I am completely aware that no one likes moving unnecessarily. Too bad. This is a necessary move when considering your first home purchase. You are talking about taking a couple of crappy weekend days during which you temporarily move out of one rental and into another while you search for your first home purchase. The stakes are too high to fail to deal with the temporary discomfort of potentially having to move.
Related: The 5-Step Newbie Guide to Successful Real Estate Bookkeeping
Sally must accept this option as a possibility and be willing to take action and move if necessary. Sally might make a decision that is $10,000, $25,000, or maybe even $50,000 better without pressure than she might under pressure. Being able to walk away is a card that you MUST have at the negotiation table, and it is particularly important to the very people who voluntarily discard it from their hand by failing to find a temporary housing solution while searching for their first home purchase.
Suck it up and move multiple times in a year if you don’t have the option to reasonably rent month-to-month in your current place.

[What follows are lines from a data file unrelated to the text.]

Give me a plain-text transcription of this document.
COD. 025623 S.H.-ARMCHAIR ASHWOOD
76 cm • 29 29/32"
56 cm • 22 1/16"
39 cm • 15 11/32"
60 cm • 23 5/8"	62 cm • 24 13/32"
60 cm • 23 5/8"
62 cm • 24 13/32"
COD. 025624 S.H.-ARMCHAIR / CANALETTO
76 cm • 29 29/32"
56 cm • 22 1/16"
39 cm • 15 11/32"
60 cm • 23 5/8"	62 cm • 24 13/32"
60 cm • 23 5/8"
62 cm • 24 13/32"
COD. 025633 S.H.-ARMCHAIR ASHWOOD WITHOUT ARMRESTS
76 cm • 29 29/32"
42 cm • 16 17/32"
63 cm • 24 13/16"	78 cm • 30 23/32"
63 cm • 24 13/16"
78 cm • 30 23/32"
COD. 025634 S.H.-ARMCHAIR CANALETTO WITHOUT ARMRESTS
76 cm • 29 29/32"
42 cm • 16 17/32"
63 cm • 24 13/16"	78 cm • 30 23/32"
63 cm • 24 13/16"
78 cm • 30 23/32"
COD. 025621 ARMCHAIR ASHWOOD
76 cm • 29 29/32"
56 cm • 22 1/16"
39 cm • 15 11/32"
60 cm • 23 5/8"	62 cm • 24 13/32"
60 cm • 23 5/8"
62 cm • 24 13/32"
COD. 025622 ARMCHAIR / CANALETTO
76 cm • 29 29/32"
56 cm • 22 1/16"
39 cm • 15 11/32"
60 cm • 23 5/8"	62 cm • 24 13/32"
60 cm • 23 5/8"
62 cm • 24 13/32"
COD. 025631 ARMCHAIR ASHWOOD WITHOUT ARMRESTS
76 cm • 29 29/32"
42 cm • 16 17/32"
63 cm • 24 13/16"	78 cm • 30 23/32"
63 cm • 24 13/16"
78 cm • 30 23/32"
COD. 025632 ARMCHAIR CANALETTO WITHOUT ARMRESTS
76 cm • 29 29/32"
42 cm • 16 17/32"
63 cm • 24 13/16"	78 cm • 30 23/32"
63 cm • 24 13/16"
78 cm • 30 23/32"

Time and again, people come to me with premises like this. They tell me that they plan to buy a first home or to “house-hack,” but they must make their purchase by a certain date when their lease expires. They are rushing into several-hundred-thousand-dollar decisions in order to save a few hundred dollars and a little bit of a potential headache. They lose the forest for the trees.
Do not do this to yourself. Do not put yourself under pressure to make a decision quickly.
Sure, a few hundred or thousand dollars in increased rent beyond your current monthly rate may seem like a lot of money. It IS a lot of money. But it is NOT a lot of money in the context of a several-hundred-thousand-dollar first home purchase that is likely to be the largest financial transaction you have undergone in your life to that point.
Understand the stakes, and understand the context. Pay the extra rent, move if necessary, and give yourself the extended timeline you need to give yourself the best possible odds of making a quality decision.